Prologis Park Budapest-Harbor

Industrial

Many people believe that, while office will be in demand again in the future, it will be to a lesser extent than in previous years. Logistics is the clear winner of the current situation and this will be continuing over 2021, says Számely, of Hypo Noe Landesbank.

Gábor Halász-Csatári, head of industrial & logistics at Cushman & Wakefield Hungary, agrees with that assessment.

“Logistics and ecommerce requirements are likely to drive the Budapest market in the coming six to 12 months, while the countryside will be dominated by industrial, manufacturing and production investments, many of them tied to the automotive sector,” he says.

“Cushman forecasts a healthy development pipeline for Budapest especially with the expected new market entrants delivering significant new stock over the coming months,” Halász-Csatári comments.

CBRE have traced a strong pipeline of 200,000 sqm for the Budapest area with no real developer-led market in the regions. Logistics developments may set a record with a completion of 150,000 sqm plus, according to Eston International.

“We expect to see speculative developments coming back to the market with technically no vacancy in modern logistics parks and dynamic demand from service providers and retailers,” the agency says.

“As for the prospects, our COVID-19 special report series suggests that the pandemic has accelerated changes in the retail environment and has a significant influence on logistics real estate. We expect that the pandemic-related slowdown in demand will not last long since logistics real estate is poised to benefit from the emergence of e-commerce,” concludes Paweł Sapek, regional head for Central Europe at Prologis.

Hard Rock Hotel Budapest

Hotel

CBRE have traced a provisional development pipeline of 3,340 hotel rooms across 27 hotels in Hungary due to complete by the end of 2022. Budapest, with a 75% plus share of this pipeline, is the primary destination for hotel developers and operators.

“Demand is slow as the capital is suffering from a lack of international travel, which will not return until 2022,” says Gábor Borbély.

Bálint Erdei, founder and CEO of Redwood Real Estate Holding, is planning a soft opening of the Hard Rock Hotel Budapest in summer. He sees a slow recovery from the second half of 2021 with a potential 50-60% occupancy rate at Hard Rock Hotel Budapest by 2022, moving upwards to a projected 70-75% rate by 2023.

Retail

Although e-commerce is seen as a threat to bricks and mortar retail, the proportion of online shopping is relatively low in Hungary compared to Northern Europe. Euromonitor places online retail activity here at 8-9% with an estimated predicted rise to 10-12% by 2024. In the view of Cushman & Wakefield, retailer activity is expected to be moderate, with firms rationalizing their portfolios.  
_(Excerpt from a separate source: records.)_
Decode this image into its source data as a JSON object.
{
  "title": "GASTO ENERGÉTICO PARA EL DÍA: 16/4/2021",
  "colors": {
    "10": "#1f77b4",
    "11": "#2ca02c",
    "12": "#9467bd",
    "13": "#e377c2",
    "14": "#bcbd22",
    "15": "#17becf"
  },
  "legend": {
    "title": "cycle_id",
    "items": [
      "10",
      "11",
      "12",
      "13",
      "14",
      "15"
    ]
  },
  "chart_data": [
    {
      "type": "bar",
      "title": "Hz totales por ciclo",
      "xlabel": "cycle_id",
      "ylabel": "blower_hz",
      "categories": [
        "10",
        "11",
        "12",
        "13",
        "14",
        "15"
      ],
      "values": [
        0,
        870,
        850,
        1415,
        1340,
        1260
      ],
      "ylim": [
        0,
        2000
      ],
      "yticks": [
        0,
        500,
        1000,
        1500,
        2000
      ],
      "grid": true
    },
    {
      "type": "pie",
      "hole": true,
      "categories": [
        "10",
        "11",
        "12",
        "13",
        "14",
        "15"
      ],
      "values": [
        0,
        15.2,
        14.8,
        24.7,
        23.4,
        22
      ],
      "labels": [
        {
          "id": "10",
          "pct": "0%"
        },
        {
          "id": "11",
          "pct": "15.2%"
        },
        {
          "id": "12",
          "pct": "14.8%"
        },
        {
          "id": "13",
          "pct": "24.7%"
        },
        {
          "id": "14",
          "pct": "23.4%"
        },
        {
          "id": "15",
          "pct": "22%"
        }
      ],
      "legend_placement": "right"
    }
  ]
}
The first major Budapest shopping center delivery for several years, the 55,000 sqm Etele Plaza by Futureal, now has a rescheduled handover target of 2021/2022. Analysts say the project is in a good location, well designed and will have a well-conceived tenant mix.

“The low industrial rate environment will maintain interest for real estate in 2021. As soon as the measures introduced to fight the pandemic start to be relaxed, the economy is expected to develop sharply,” concludes Szamély.